Open-source AI coding agent

Kilo Code is an open-source artificial intelligence coding agent for software development. It can generate and modify source code, execute commands, debug software, and perform development tasks from natural language instructions. Kilo Code is model-agnostic and can work with hundreds of large language models rather than being tied to a single AI provider.

The software is available as an extension for Visual Studio Code and JetBrains integrated development environments, through a command-line interface, and through cloud-based agents. Kilo Code was acquired by Anaconda in July 2026.

== History ==
Kilo Code was launched in March 2025. It began as a fork of the open-source coding agent Roo Code, which was itself derived from Cline. Kilo subsequently incorporated features from both projects while developing its own agent and model-routing tools.

The company was founded by Scott Breitenother, Emilie Schario, and Sid Sijbrandij, a co-founder of GitLab. In December 2025, Kilo Code raised US$8 million in seed funding led by Cota Capital, with participation from General Catalyst and other investors.

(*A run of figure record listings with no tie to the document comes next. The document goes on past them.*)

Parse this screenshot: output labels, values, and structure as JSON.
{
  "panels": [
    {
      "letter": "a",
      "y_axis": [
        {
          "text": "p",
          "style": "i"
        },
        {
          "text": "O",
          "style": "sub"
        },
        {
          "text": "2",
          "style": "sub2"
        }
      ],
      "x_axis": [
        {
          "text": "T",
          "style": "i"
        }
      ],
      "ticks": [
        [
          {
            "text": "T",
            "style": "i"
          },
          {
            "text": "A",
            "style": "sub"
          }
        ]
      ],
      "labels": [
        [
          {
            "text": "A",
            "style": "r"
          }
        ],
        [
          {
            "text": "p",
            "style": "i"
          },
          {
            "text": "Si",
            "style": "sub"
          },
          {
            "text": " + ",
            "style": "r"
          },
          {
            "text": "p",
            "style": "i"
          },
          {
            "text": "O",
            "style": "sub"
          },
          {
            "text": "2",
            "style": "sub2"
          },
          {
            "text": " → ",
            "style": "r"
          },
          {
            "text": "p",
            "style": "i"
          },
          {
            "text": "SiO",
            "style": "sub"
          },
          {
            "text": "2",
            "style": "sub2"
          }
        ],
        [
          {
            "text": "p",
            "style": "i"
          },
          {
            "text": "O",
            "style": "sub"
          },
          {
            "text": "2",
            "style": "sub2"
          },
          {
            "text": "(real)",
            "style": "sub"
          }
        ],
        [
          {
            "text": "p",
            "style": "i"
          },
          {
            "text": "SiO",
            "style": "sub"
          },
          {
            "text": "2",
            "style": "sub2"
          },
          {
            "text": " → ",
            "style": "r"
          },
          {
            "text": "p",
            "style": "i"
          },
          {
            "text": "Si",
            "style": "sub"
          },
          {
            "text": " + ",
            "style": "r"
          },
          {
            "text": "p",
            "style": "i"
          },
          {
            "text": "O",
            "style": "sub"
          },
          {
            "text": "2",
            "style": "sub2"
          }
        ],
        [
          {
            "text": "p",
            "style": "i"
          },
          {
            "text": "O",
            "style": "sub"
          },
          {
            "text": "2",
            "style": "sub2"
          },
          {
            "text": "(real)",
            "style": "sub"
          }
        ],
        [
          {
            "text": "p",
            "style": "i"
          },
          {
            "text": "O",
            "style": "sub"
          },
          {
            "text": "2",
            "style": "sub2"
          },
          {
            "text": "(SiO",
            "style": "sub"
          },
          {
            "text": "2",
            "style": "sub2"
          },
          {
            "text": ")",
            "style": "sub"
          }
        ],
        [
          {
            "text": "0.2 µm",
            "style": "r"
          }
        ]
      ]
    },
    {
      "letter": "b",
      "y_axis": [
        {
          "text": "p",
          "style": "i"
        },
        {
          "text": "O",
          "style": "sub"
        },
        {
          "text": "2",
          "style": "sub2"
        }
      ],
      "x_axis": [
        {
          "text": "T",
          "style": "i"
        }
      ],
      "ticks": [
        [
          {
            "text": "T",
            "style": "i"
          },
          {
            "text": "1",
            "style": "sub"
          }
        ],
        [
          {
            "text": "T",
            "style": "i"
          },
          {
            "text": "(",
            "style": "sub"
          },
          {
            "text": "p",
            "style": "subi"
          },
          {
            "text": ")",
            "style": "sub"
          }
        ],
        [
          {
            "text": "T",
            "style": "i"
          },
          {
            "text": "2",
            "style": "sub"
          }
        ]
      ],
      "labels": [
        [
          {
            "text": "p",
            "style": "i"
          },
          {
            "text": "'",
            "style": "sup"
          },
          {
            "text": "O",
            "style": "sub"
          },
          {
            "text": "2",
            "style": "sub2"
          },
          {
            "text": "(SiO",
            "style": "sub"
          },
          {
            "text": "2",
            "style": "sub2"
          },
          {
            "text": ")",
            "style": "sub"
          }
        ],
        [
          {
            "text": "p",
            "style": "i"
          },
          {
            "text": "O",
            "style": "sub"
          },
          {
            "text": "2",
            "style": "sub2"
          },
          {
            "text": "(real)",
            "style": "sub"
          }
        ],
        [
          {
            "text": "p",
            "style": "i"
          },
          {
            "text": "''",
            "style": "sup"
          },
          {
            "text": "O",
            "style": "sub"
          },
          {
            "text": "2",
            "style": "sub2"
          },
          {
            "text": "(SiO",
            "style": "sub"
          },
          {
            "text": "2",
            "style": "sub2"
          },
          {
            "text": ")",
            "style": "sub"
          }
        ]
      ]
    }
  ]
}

On July 15, 2026, Anaconda acquired Kilo Code. At the time of the acquisition, the software was reported to be used by more than three million developers.

== Features ==
Kilo Code can inspect and edit files in a software project with an agentic harness, generate and refactor code, execute terminal commands, debug programs, and automate browser interactions. It provides specialized modes for tasks such as planning, coding, and debugging, and can delegate parts of a larger task to subagents.

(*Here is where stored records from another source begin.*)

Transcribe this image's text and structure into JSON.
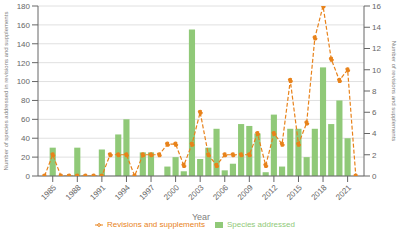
{
  "chart_data": {
    "type": "bar",
    "xlabel": "Year",
    "ylabel": "Number of species addressed in revisions and supplements",
    "y2label": "Number of revisions and supplements",
    "x": [
      1984,
      1985,
      1986,
      1987,
      1988,
      1989,
      1990,
      1991,
      1992,
      1993,
      1994,
      1995,
      1996,
      1997,
      1998,
      1999,
      2000,
      2001,
      2002,
      2003,
      2004,
      2005,
      2006,
      2007,
      2008,
      2009,
      2010,
      2011,
      2012,
      2013,
      2014,
      2015,
      2016,
      2017,
      2018,
      2019,
      2020,
      2021,
      2022
    ],
    "series": [
      {
        "name": "Species addressed",
        "type": "bar",
        "color": "#90C978",
        "values": [
          0,
          30,
          0,
          0,
          30,
          0,
          0,
          28,
          0,
          44,
          60,
          0,
          25,
          25,
          0,
          10,
          20,
          5,
          155,
          18,
          30,
          50,
          6,
          13,
          55,
          53,
          45,
          4,
          65,
          10,
          50,
          50,
          20,
          50,
          115,
          55,
          80,
          40,
          0
        ]
      },
      {
        "name": "Revisions and supplements",
        "type": "line",
        "axis": "y2",
        "color": "#E8821A",
        "marker": "circle",
        "line_style": "dashed",
        "values": [
          0,
          2,
          0,
          0,
          0,
          0,
          0,
          0,
          2,
          2,
          2,
          0,
          2,
          2,
          2,
          3,
          3,
          1,
          3,
          6,
          2,
          1,
          2,
          2,
          2,
          2,
          4,
          1,
          4,
          3,
          9,
          3,
          5,
          13,
          16,
          11,
          9,
          10,
          0
        ]
      }
    ],
    "xlim": [
      1983.2,
      2023.0
    ],
    "xticks": [
      1985,
      1988,
      1991,
      1994,
      1997,
      2000,
      2003,
      2006,
      2009,
      2012,
      2015,
      2018,
      2021
    ],
    "ylim": [
      0,
      180
    ],
    "yticks": [
      0,
      20,
      40,
      60,
      80,
      100,
      120,
      140,
      160,
      180
    ],
    "y2lim": [
      0,
      16
    ],
    "y2ticks": [
      0,
      2,
      4,
      6,
      8,
      10,
      12,
      14,
      16
    ],
    "grid": true,
    "legend": "bottom"
  }
}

The software can be used in Visual Studio Code, JetBrains IDEs, and from a command-line interface terminal. Kilo also provides cloud agents that can perform development tasks remotely.

Kilo Code also provides a mobile app that can connect to cloud agents and remote sessions running through its CLI or editor extensions, allowing users to monitor and continue coding sessions from a mobile device.

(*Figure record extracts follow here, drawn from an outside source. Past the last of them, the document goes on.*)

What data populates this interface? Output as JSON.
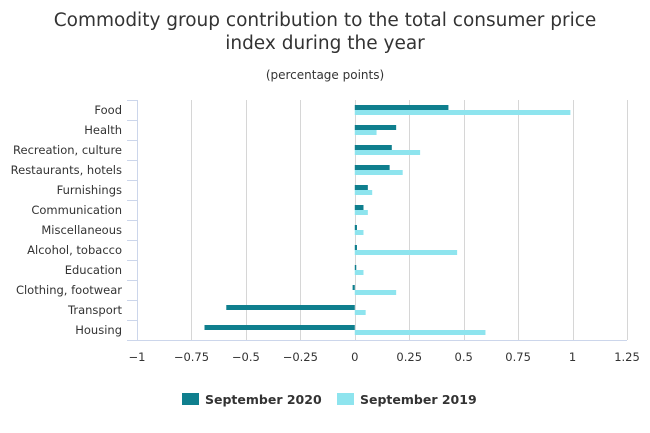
{
  "chart_data": {
    "type": "bar",
    "orientation": "horizontal",
    "title": "Commodity group contribution to the total consumer price index during the year",
    "title_lines": [
      "Commodity group contribution to the total consumer price",
      "index during the year"
    ],
    "subtitle": "(percentage points)",
    "categories": [
      "Food",
      "Health",
      "Recreation, culture",
      "Restaurants, hotels",
      "Furnishings",
      "Communication",
      "Miscellaneous",
      "Alcohol, tobacco",
      "Education",
      "Clothing, footwear",
      "Transport",
      "Housing"
    ],
    "series": [
      {
        "name": "September 2020",
        "color": "#0f7f8e",
        "values": [
          0.43,
          0.19,
          0.17,
          0.16,
          0.06,
          0.04,
          0.01,
          0.01,
          0.0,
          -0.01,
          -0.59,
          -0.69
        ]
      },
      {
        "name": "September 2019",
        "color": "#8ee4ee",
        "values": [
          0.99,
          0.1,
          0.3,
          0.22,
          0.08,
          0.06,
          0.04,
          0.47,
          0.04,
          0.19,
          0.05,
          0.6
        ]
      }
    ],
    "xlim": [
      -1,
      1.25
    ],
    "xticks": [
      -1,
      -0.75,
      -0.5,
      -0.25,
      0,
      0.25,
      0.5,
      0.75,
      1,
      1.25
    ],
    "xtick_labels": [
      "−1",
      "−0.75",
      "−0.5",
      "−0.25",
      "0",
      "0.25",
      "0.5",
      "0.75",
      "1",
      "1.25"
    ],
    "xlabel": "",
    "ylabel": "",
    "grid": "vertical",
    "legend": "bottom-center"
  }
}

=== AI models and providers ===

Supported external providers and plans
| Standard API keys | Subscription and direct provider plans |
| Anthropic; AWS Bedrock; DeepSeek; Fireworks AI; Google AI Studio; Inception; MiniMax; Mistral AI; Moonshot AI (Kimi); Novita; OpenAI; Xiaomi; SpaceXAI; Z.ai; | BytePlus Coding Plan; Chutes BYOK; CrofAI; Inceptron BYOK; Kimi Code; Martian; Mistral AI Codestral; Neuralwatt; NVIDIA; Ollama Cloud; OpenCode Go; OrcaRouter; Synthetic; Xiaomi Token Plan (Europe); Xiaomi Token Plan (Singapore); Z.ai Coding Plan; |

Kilo Code separates the coding agent from the large language model used to perform a task. Its Kilo Gateway provides access to hundreds of models, while users can alternatively connect through OpenRouter, connect up to 30 pre-existing subscription plans from AI providers, and an automatic model-selection feature Auto Model can route coding tasks to different models based on factors such as the type of task, performance, and cost.

Kilo Code can also use locally hosted models through Ollama and LM Studio, or connect to OpenAI-compatible local inference servers such as vLLM and SGLang.